With the release of 2018.3 comes very exciting new functionality – workflow caching! Caching can save a lot of time during workflow development by saving data at “checkpoints” in the workflow, so that each time you add a new step to your workflow, it does not need to rerun the workflow in its entirety, rather it can pick up from your last cache point.
To create a cache, simply right-click on the point in your workflow that you would like the data to be cached at, and select the Cache and Run Workflow option from the drop-down menu.
Note: If you have configured your workflow to enable the Disable All Tools that Write Output option, caching will still be available as an option, but no data will be cached. This is because caching writes a temporary output file to be referenced when the workflow is re-run from the caching point.
For versions below 2022.3, there are a few tools in Alteryx that cannot be used as cache points due to two major conditions that prevents a tool from being eligible for caching. The first and most straightforward is tools with multiple outputs.
Tools with multiple output anchors cannot be cached. This includes the Join Tool, many (but not all) of the Predictive Tools, the R Tool, the Python Tool, as well as a few others. Starting in 2022.3, tools that have multiple output anchors (maximum of 5 anchors), can be cached. This feature extends the caching functionality to over 50 additional tools. Please note that some tools (including those with more than 5 output anchors and In-DB tools) might still not be cacheable.
The second condition is a little trickier to understand conceptually. Any tool that is in a “circle” cannot be cached.
What is meant by a “circle” is the condition where the output of a tool is being combined with a different component of the same data stream, effectively creating a circle around the tool with the connection lines. Here are some examples of un-cachable circles:
The reason tools in this condition cannot be cached is similar to why tools with multiple output anchors are excluded. In a “circle situation”, the downstream tool requires data from both stream #1 and stream #2 in order to proceed. The only way to effectively cache in this situation would be to create an additional, invisible cache for the tools being joined in parallel.

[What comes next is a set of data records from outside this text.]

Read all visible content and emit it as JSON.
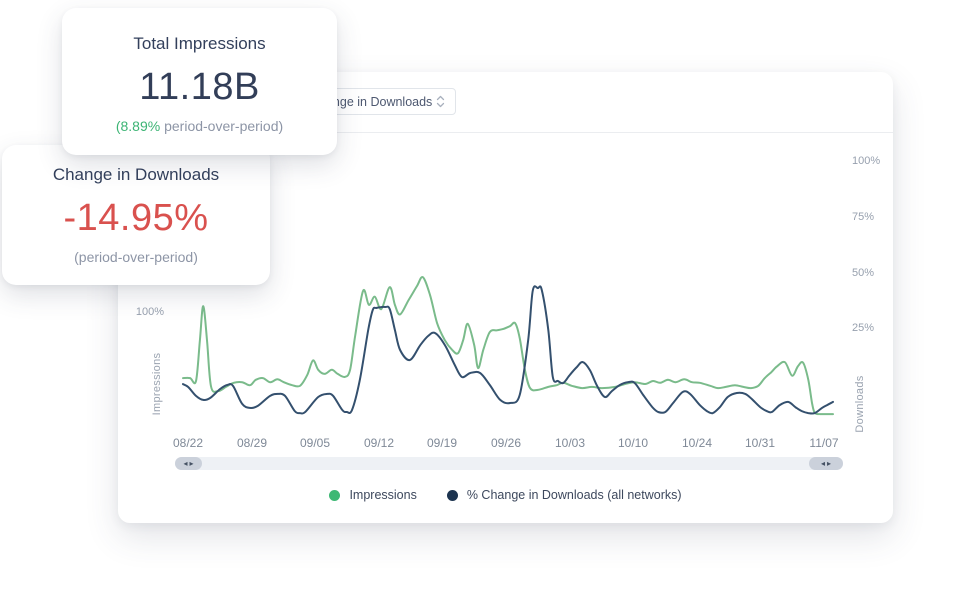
{
  "cards": {
    "impressions": {
      "title": "Total Impressions",
      "value": "11.18B",
      "delta_green": "(8.89%",
      "delta_gray": " period-over-period)"
    },
    "downloads": {
      "title": "Change in Downloads",
      "value": "-14.95%",
      "sub": "(period-over-period)"
    }
  },
  "panel": {
    "dropdown": {
      "value": "Change in Downloads"
    }
  },
  "scrollbar": {
    "left_arrow": "◂",
    "right_arrow": "▸"
  },
  "colors": {
    "accent_green": "#3cb474",
    "negative_red": "#d9514e",
    "navy_text": "#33405c"
  },
  "chart_data": {
    "type": "line",
    "x_ticks": [
      "08/22",
      "08/29",
      "09/05",
      "09/12",
      "09/19",
      "09/26",
      "10/03",
      "10/10",
      "10/24",
      "10/31",
      "11/07"
    ],
    "left_axis": {
      "title": "Impressions",
      "ticks": [
        "100%"
      ],
      "unit": "%"
    },
    "right_axis": {
      "title": "Downloads",
      "ticks": [
        "100%",
        "75%",
        "50%",
        "25%"
      ],
      "unit": "%"
    },
    "legend_position": "bottom",
    "grid": false,
    "series": [
      {
        "name": "Impressions",
        "axis": "left",
        "color": "#7abb8b",
        "dot_color": "#3eb874",
        "points": [
          [
            0,
            44
          ],
          [
            0.011,
            44
          ],
          [
            0.02,
            41.5
          ],
          [
            0.026,
            76
          ],
          [
            0.031,
            105
          ],
          [
            0.037,
            76
          ],
          [
            0.043,
            37
          ],
          [
            0.054,
            33
          ],
          [
            0.066,
            36.5
          ],
          [
            0.078,
            40
          ],
          [
            0.091,
            40.5
          ],
          [
            0.103,
            38
          ],
          [
            0.112,
            42.5
          ],
          [
            0.123,
            44
          ],
          [
            0.134,
            40.5
          ],
          [
            0.145,
            43
          ],
          [
            0.155,
            40.5
          ],
          [
            0.168,
            38
          ],
          [
            0.18,
            37.5
          ],
          [
            0.191,
            46.5
          ],
          [
            0.2,
            59
          ],
          [
            0.208,
            51
          ],
          [
            0.218,
            47.5
          ],
          [
            0.229,
            51
          ],
          [
            0.238,
            47.5
          ],
          [
            0.249,
            45
          ],
          [
            0.257,
            51
          ],
          [
            0.265,
            80.5
          ],
          [
            0.277,
            118
          ],
          [
            0.286,
            106
          ],
          [
            0.295,
            113
          ],
          [
            0.305,
            102.5
          ],
          [
            0.318,
            121
          ],
          [
            0.326,
            106
          ],
          [
            0.334,
            98
          ],
          [
            0.347,
            110
          ],
          [
            0.36,
            122
          ],
          [
            0.369,
            129.5
          ],
          [
            0.38,
            114.5
          ],
          [
            0.391,
            90.5
          ],
          [
            0.403,
            76
          ],
          [
            0.414,
            68
          ],
          [
            0.423,
            65
          ],
          [
            0.431,
            76
          ],
          [
            0.438,
            90
          ],
          [
            0.448,
            72
          ],
          [
            0.454,
            52.5
          ],
          [
            0.462,
            68
          ],
          [
            0.472,
            83
          ],
          [
            0.483,
            84.5
          ],
          [
            0.492,
            85.5
          ],
          [
            0.503,
            88
          ],
          [
            0.511,
            90.5
          ],
          [
            0.518,
            78
          ],
          [
            0.526,
            51
          ],
          [
            0.534,
            35.5
          ],
          [
            0.546,
            34
          ],
          [
            0.562,
            36.5
          ],
          [
            0.575,
            38
          ],
          [
            0.585,
            40
          ],
          [
            0.598,
            37.5
          ],
          [
            0.614,
            35.5
          ],
          [
            0.629,
            36.5
          ],
          [
            0.645,
            35.5
          ],
          [
            0.665,
            36.5
          ],
          [
            0.68,
            39
          ],
          [
            0.695,
            40.5
          ],
          [
            0.711,
            39
          ],
          [
            0.723,
            41.5
          ],
          [
            0.734,
            40
          ],
          [
            0.746,
            42.5
          ],
          [
            0.758,
            40.5
          ],
          [
            0.771,
            43
          ],
          [
            0.783,
            40.5
          ],
          [
            0.795,
            40
          ],
          [
            0.811,
            37.5
          ],
          [
            0.823,
            35.5
          ],
          [
            0.835,
            36.5
          ],
          [
            0.849,
            38
          ],
          [
            0.862,
            36.5
          ],
          [
            0.874,
            35.5
          ],
          [
            0.885,
            37.5
          ],
          [
            0.895,
            44
          ],
          [
            0.905,
            49
          ],
          [
            0.914,
            54
          ],
          [
            0.926,
            57.5
          ],
          [
            0.937,
            46
          ],
          [
            0.946,
            54
          ],
          [
            0.954,
            57
          ],
          [
            0.962,
            42.5
          ],
          [
            0.968,
            22
          ],
          [
            0.972,
            14.5
          ],
          [
            0.98,
            13.5
          ],
          [
            0.991,
            13.5
          ],
          [
            1,
            13.5
          ]
        ]
      },
      {
        "name": "% Change in Downloads (all networks)",
        "axis": "right",
        "color": "#34506e",
        "dot_color": "#1d3450",
        "points": [
          [
            0,
            0.4
          ],
          [
            0.008,
            -0.9
          ],
          [
            0.02,
            -4.9
          ],
          [
            0.031,
            -6.7
          ],
          [
            0.042,
            -5.8
          ],
          [
            0.057,
            -1.8
          ],
          [
            0.068,
            0
          ],
          [
            0.077,
            -0.4
          ],
          [
            0.091,
            -8.5
          ],
          [
            0.103,
            -10.3
          ],
          [
            0.115,
            -9.4
          ],
          [
            0.134,
            -4.9
          ],
          [
            0.146,
            -4
          ],
          [
            0.157,
            -4.9
          ],
          [
            0.172,
            -11.7
          ],
          [
            0.18,
            -12.6
          ],
          [
            0.188,
            -12.1
          ],
          [
            0.208,
            -5.4
          ],
          [
            0.222,
            -4
          ],
          [
            0.231,
            -4.9
          ],
          [
            0.245,
            -11.2
          ],
          [
            0.252,
            -12.1
          ],
          [
            0.26,
            -11.2
          ],
          [
            0.272,
            2.2
          ],
          [
            0.285,
            24.7
          ],
          [
            0.292,
            33.7
          ],
          [
            0.298,
            34.6
          ],
          [
            0.311,
            35
          ],
          [
            0.318,
            34.1
          ],
          [
            0.326,
            24.7
          ],
          [
            0.334,
            15.7
          ],
          [
            0.349,
            11.2
          ],
          [
            0.365,
            17.9
          ],
          [
            0.377,
            22
          ],
          [
            0.388,
            23.3
          ],
          [
            0.403,
            17.9
          ],
          [
            0.418,
            9
          ],
          [
            0.429,
            3.6
          ],
          [
            0.442,
            5.4
          ],
          [
            0.457,
            5.4
          ],
          [
            0.472,
            0
          ],
          [
            0.488,
            -6.7
          ],
          [
            0.503,
            -8.1
          ],
          [
            0.518,
            -4.5
          ],
          [
            0.531,
            20.2
          ],
          [
            0.538,
            42.2
          ],
          [
            0.546,
            43.5
          ],
          [
            0.552,
            42.6
          ],
          [
            0.562,
            24.7
          ],
          [
            0.569,
            3.6
          ],
          [
            0.577,
            1.8
          ],
          [
            0.585,
            0.9
          ],
          [
            0.595,
            4.5
          ],
          [
            0.606,
            8.1
          ],
          [
            0.615,
            10.3
          ],
          [
            0.626,
            6.7
          ],
          [
            0.637,
            -0.4
          ],
          [
            0.649,
            -5.4
          ],
          [
            0.66,
            -2.7
          ],
          [
            0.672,
            0
          ],
          [
            0.685,
            1.3
          ],
          [
            0.695,
            0.9
          ],
          [
            0.708,
            -4.5
          ],
          [
            0.722,
            -9.9
          ],
          [
            0.731,
            -12.1
          ],
          [
            0.742,
            -12.1
          ],
          [
            0.754,
            -8.1
          ],
          [
            0.769,
            -3.1
          ],
          [
            0.78,
            -4
          ],
          [
            0.795,
            -9
          ],
          [
            0.806,
            -11.7
          ],
          [
            0.815,
            -12.6
          ],
          [
            0.826,
            -9.9
          ],
          [
            0.838,
            -5.4
          ],
          [
            0.852,
            -3.6
          ],
          [
            0.865,
            -4
          ],
          [
            0.875,
            -6.3
          ],
          [
            0.888,
            -9.9
          ],
          [
            0.898,
            -11.7
          ],
          [
            0.906,
            -12.1
          ],
          [
            0.918,
            -9
          ],
          [
            0.931,
            -7.6
          ],
          [
            0.942,
            -9.9
          ],
          [
            0.952,
            -11.7
          ],
          [
            0.962,
            -12.6
          ],
          [
            0.972,
            -12.6
          ],
          [
            0.983,
            -10.3
          ],
          [
            0.991,
            -9
          ],
          [
            1,
            -7.6
          ]
        ]
      }
    ]
  }
}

To make sure only expected data is being cached and prevent unintentional overuse of resources, no ghost cache is created, which disqualifies tools in "circles" from being caching checkpoints.
The good news is that tools with single outputs downstream from tools with multiple outputs or “circles” can be cached without any issue!
Now that you are well versed in the limitations of workflow caching, you should be able to develop new workflows and test and modify old workflows faster than ever before!